IBN-KHAMIS naquit à Tlemcen en 650H./1252 JC, d’origine Himyarî puis Hajrî puis Ru’aynî et enfin Tilimsânî.

Il connut la pauvreté et habita « une chambre avec comme literie, des peaux de mouton ».

Cette Chambre se trouve toujours près d’une entrée de service de la « Maison de la Culture » actuelle de Tlemcen.

Il se repentit plus tard dans ses poèmes des plaisirs auxquels il s’est adonné durant sa jeunesse.

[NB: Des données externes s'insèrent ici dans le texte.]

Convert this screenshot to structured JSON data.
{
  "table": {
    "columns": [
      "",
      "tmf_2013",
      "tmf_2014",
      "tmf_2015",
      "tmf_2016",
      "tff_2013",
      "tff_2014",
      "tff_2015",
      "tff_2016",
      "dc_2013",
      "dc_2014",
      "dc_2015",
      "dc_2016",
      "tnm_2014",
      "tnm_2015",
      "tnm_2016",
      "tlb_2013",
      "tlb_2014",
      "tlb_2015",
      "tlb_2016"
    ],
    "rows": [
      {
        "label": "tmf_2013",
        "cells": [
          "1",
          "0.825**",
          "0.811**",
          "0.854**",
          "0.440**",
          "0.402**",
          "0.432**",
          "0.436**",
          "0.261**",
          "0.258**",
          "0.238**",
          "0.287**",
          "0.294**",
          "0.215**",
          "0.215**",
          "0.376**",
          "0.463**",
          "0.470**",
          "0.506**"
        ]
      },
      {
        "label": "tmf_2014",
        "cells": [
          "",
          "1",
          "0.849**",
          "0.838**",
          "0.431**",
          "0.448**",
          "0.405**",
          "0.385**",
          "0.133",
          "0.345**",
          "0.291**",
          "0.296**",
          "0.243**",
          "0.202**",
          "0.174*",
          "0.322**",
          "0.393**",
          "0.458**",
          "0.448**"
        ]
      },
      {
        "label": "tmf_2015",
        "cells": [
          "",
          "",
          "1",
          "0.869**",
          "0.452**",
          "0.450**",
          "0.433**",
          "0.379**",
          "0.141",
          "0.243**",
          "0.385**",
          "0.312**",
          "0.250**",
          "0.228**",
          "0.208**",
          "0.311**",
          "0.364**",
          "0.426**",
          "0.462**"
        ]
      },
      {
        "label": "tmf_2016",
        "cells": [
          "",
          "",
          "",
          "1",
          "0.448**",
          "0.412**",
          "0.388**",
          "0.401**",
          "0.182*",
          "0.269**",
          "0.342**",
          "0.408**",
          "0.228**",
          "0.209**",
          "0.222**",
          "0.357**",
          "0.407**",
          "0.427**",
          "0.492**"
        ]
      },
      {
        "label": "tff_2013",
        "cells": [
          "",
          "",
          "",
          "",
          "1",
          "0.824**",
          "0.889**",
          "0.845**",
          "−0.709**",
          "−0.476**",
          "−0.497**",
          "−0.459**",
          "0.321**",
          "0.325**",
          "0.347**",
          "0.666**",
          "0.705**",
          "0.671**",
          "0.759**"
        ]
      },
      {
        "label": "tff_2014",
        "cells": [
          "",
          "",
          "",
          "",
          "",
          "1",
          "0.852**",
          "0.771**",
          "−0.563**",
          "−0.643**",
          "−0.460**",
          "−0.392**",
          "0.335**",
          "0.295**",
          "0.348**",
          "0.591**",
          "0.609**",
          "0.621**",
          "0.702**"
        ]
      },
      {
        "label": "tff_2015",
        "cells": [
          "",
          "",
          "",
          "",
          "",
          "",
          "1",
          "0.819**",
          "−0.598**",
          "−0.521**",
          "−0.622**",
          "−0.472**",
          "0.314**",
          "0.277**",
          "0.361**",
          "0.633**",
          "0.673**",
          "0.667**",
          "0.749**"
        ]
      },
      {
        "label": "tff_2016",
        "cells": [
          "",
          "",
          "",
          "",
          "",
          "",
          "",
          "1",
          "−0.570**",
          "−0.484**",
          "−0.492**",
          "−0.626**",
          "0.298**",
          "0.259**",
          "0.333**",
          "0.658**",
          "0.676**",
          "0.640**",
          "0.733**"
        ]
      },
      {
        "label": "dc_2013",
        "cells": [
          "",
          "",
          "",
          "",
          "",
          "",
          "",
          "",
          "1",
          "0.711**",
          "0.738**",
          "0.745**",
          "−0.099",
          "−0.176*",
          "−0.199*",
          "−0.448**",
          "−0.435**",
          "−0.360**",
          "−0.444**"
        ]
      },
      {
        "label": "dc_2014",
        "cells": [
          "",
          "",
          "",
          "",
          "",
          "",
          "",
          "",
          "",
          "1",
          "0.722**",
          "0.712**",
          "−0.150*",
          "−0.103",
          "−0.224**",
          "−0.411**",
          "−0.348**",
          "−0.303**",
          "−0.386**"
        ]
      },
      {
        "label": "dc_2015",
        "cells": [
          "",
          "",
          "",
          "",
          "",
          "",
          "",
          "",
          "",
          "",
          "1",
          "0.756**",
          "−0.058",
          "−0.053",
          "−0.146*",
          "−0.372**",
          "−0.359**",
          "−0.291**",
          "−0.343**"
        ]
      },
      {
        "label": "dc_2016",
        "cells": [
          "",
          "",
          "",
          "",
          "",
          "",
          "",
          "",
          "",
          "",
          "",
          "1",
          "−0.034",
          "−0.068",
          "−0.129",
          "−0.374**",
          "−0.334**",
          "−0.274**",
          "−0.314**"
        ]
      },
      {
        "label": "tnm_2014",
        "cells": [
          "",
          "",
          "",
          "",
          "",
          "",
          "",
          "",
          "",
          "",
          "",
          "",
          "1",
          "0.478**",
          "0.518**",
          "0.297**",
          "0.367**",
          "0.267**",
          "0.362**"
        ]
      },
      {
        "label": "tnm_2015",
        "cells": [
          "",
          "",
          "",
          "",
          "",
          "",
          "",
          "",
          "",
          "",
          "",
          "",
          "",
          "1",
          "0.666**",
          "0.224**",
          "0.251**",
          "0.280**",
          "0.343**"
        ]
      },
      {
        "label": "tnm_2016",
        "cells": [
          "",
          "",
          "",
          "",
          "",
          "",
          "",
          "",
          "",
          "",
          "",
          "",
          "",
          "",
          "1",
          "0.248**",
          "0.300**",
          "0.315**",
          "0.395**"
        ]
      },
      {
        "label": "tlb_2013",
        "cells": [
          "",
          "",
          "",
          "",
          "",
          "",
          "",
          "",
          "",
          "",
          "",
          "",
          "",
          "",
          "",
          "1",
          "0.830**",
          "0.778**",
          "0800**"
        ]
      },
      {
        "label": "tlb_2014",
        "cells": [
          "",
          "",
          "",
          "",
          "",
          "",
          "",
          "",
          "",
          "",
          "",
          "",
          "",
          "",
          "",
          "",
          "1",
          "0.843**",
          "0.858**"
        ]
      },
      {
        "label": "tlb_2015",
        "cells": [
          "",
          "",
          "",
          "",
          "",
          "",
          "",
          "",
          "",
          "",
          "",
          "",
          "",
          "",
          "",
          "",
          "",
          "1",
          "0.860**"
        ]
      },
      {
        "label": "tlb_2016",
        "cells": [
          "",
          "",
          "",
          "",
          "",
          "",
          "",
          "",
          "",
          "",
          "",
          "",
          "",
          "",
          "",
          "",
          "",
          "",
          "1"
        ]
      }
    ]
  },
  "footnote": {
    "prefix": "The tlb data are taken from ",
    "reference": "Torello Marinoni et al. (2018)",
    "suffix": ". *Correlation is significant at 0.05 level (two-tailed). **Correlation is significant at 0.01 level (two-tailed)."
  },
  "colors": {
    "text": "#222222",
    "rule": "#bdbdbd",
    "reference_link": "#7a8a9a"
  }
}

Il reçut cependant une formation des plus poussées à Tlemcen qui comptait à son époque d’illustres savants dont Abû Ishâq Ibrâhîm et-Tenessî qui fût le Maître de tous les savants du 7° siècle Hégirien/13° siècle Chrétien.

Abû Ishâq et-Tenessî mourût en 679H./1261 JC et repose à al—‘Ubbâd.

Yaghmûrassan assistait à ses cours à la Grande Mosquée de Tlemcen et lui fît construire tout près une Médersa qui fut inaugurée sous le règne de Abî Saïd Uthmân 1er ben Ziyân qui succéda à Yaghmurâsan en 681H/ 1283 JC

SiDI BELAHCENE ET-TENESSY DE TLEMCENSidi Belahcène et-Tenessy devenu Musée - Photo 1912 -

Médersa de Sidi Belahcène et-Tenessî

 A l’époque où en Occident, devant chaque église se dressait une potence, et que se développaient des chroniques sur la Jacquerie et les scènes féodales,  IBN-KHAMIS apparaît comme le prototype de l’intellectuel du XIII° siècle en Occident musulman.

Tlemcen prenait alors des allures comme une des villes  les plus policées et les plus civilisées du monde.

En pénétrant ses poèmes, nous rencontrons des noms propres et des vocables rares qui révèlent une culture surprenante chez un Tlemcenien de cette époque, de condition modeste.

Les récits de l’antiquité arabe, persane et gréco-romaine forment, chez-lui, comme une toile de fond sur laquelle il compose ses pièces : Hermès, Socrate, al-Fârâbî, al-Suhrawardî, Sayf b. Dhî Yazan, ‘Amr b. Hind, Nu’mân, Imru’l-Kays et tant d’autres forment sa galerie de célébrités.

 Au Palais du Méchouar de Tlemcen

IBN-KHAMIS fût nommé en 681H./1282JC au poste de Secrétaire Particulier du Sultan Abou Saîd ‘Uthma^n Ier ben Yaghmurâsan (681-703 H./ 1286-1307JC).

En 688H./1289 JC une relation d’Al-‘Abdarî le trouve dans la gêne au Méchouar.

En 698H./1299 JC Tlemcen est assiégée par le Marinîde Abou Yaqoub Yousuf, et le siège durera cent mois, jusqu’à l’assassinat de l’assiégeant.

IBN-KHAMIS quitte TLEMCEN

Ibn-Khamis quitte Tlemcen, à la suite d’une tentative de meurtre dont il aurait été victime, et dont serait responsable un groupe de pression au sein du pouvoir en place qui lui faisait reprocher d’être partisan d’une reddition de la cité.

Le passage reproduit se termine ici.